Impact of operational parameters on degradation of nitroglycerin using biochar doped with nano zerovalent iron

Wastewater from munition manufacturing facilities contains nitro compounds amenable to reductive degradation. Nanosized zero-valent iron (nZVI) offers a cost-effective solution but tends to agglomerate, reducing its efficacy. Biochar (BC), a sustainable carbon material derived from organic waste, improves nZVI's performance by dispersing the nanoparticles and providing more active sites. This study explores the influence of reagent synthesis and reaction conditions on a rice hull biochar-supported nZVI (nZVI-RBC) system for removing nitroglycerin (NG) from untreated munitions wastewater. Key parameters examined included biochar pyrolysis temperature, iron-to-biochar ratio (Fe:BC), reagent dosage, and initial pH. The nZVI-RBC system removed over 99 % of NG within 30 minutes under base conditions (Fe:BC=1:1, (Fe:BC=1:1, [nZVI_RBC400]=1 g/L, unadjusted pH), significantly outperforming pristine nZVI, which removed only 57 %. Biochar improved the working pH range of nZVI particles so that nZVI-RBC was efficient over a wide pH range of 3–9; even in extreme alkaline condition (pH 11) it removed 94 % of NG. This remarkable efficacy was observed in an open system, which is especially notable. NG treated with nZVI-RBC underwent a series of sequential reductive cleavage and denitration of the nitro groups.

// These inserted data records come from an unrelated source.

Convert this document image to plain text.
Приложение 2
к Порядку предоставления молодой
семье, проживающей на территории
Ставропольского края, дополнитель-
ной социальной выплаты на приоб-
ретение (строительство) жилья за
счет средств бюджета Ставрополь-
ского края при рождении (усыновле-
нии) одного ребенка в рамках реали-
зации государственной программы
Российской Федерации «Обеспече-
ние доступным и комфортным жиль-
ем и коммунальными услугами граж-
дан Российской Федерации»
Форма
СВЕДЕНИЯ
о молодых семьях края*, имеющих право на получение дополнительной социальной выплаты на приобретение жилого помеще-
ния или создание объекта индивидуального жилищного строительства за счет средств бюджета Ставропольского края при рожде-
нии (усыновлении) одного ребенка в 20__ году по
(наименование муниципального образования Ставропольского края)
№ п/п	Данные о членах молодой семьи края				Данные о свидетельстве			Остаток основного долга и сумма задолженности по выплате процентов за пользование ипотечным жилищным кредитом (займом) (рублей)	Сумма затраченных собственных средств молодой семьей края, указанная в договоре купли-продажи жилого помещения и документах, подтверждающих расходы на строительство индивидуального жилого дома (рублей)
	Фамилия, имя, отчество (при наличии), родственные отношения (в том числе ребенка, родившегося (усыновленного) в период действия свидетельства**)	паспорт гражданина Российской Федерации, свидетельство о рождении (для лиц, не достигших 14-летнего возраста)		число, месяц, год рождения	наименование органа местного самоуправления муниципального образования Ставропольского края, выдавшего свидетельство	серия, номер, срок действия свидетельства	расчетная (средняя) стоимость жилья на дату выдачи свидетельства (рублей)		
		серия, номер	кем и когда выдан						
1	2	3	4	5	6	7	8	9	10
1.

A degradation pathway is proposed with glycerol and ammonium being the major end-products. The reaction predominantly involved surface-mediated reductive degradation. All degradation byproducts were quantified, and carbon and nitrogen mass balances were established. The carbon mass balance was closed within 5 % deviation. Nitrogen mass balance remained partially closed due to the adsorption of ammonium on the surface of biochar and ammonia volatilization.